US Senate bill to create no-fly zone over Darfur
Sept 7, 2006 (WASHINGTON) — A leading Democratic senator submitted a resolution calling for the appointment of a special US envoy to Sudan and the creation of a no-fly zone in the country’s violence-wracked Darfur region.
“The situation in Darfur has spiraled out of control. Since the signing of the Darfur Peace Agreement on May 5, violence has increased exponentially,” said US Senator Joseph Biden.
“Fifty thousand people have been displaced in the past two months. Two hundred women have been raped over the past five weeks — two hundred more have been violently assaulted,” Biden said. “We cannot stand by and let further tragedy unfold.”
Biden said the international community must also step up and apply renewed pressure on Khartoum.
“The UN Security Council has finally done the right thing by authorizing a peacekeeping force for Darfur.
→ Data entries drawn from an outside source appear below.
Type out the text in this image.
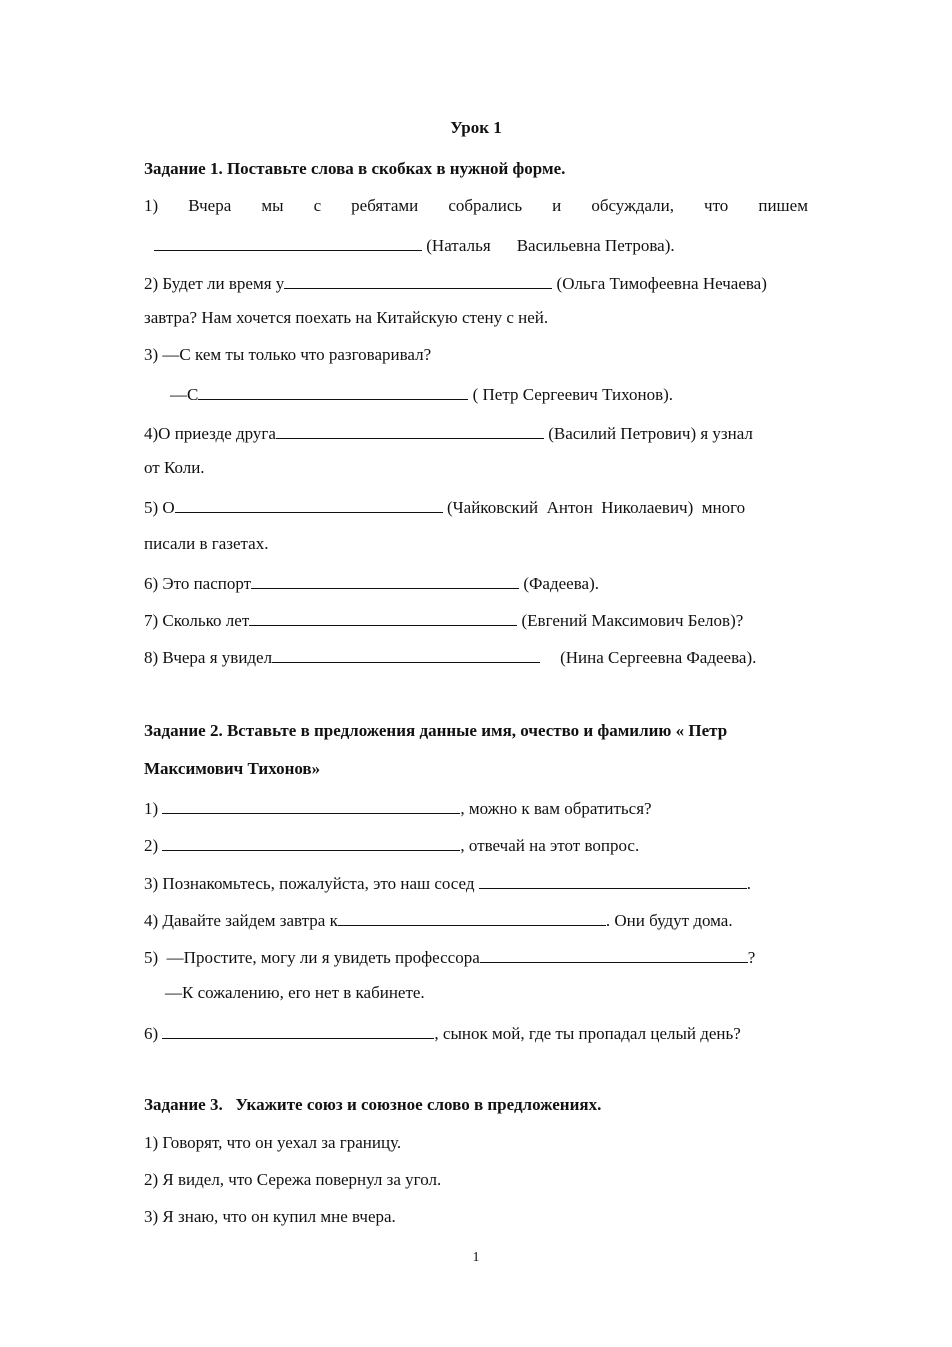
Урок 1
Задание 1. Поставьте слова в скобках в нужной форме.
1) Вчера мы с ребятами собрались и обсуждали, что пишем
(Наталья Васильевна Петрова).
2) Будет ли время у	(Ольга Тимофеевна Нечаева)
завтра? Нам хочется поехать на Китайскую стену с ней.
3) ―С кем ты только что разговаривал?
―С	( Петр Сергеевич Тихонов).
4)О приезде друга	(Василий Петрович) я узнал
от Коли.
5) О	(Чайковский  Антон  Николаевич)  много
писали в газетах.
6) Это паспорт	(Фадеева).
7) Сколько лет	(Евгений Максимович Белов)?
8) Вчера я увидел	(Нина Сергеевна Фадеева).
Задание 2. Вставьте в предложения данные имя, очество и фамилию « Петр
Максимович Тихонов»
1)	, можно к вам обратиться?
2)	, отвечай на этот вопрос.
3) Познакомьтесь, пожалуйста, это наш сосед	.
4) Давайте зайдем завтра к	. Они будут дома.
5)  ―Простите, могу ли я увидеть профессора	?
―К сожалению, его нет в кабинете.
6)	, сынок мой, где ты пропадал целый день?
Задание 3.   Укажите союз и союзное слово в предложениях.
1) Говорят, что он уехал за границу.
2) Я видел, что Сережа повернул за угол.
3) Я знаю, что он купил мне вчера.
1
The international community must make clear to the Sudanese government that it will not allow Khartoum to reject the deployment of that force,” he said.
Biden’s resolution urges the international community to impose economic and diplomatic sanctions on the government of Sudan.
It further calls on US President George W. Bush to appoint a special envoy for Sudan, and calls for a special session of the UN Human Rights Council to address Darfur.
The combined effect of war and famine has left up to 300,000 people dead in Darfur and displaced 2.5 million in three and half years of civil war pitting the Sudanese government and allied militias against ethnic minority rebels.
The United States has described Khartoum’s repression of the Darfur uprising that broke out in February 2003 as a genocide.
A peace agreement was signed in Abuja on May 5 by the government and the main Darfur rebel faction.
But two other rebel groups that took part in the talks in the Nigerian capital have rejected the agreement and violence has continued unabated in Darfur, hampering relief efforts.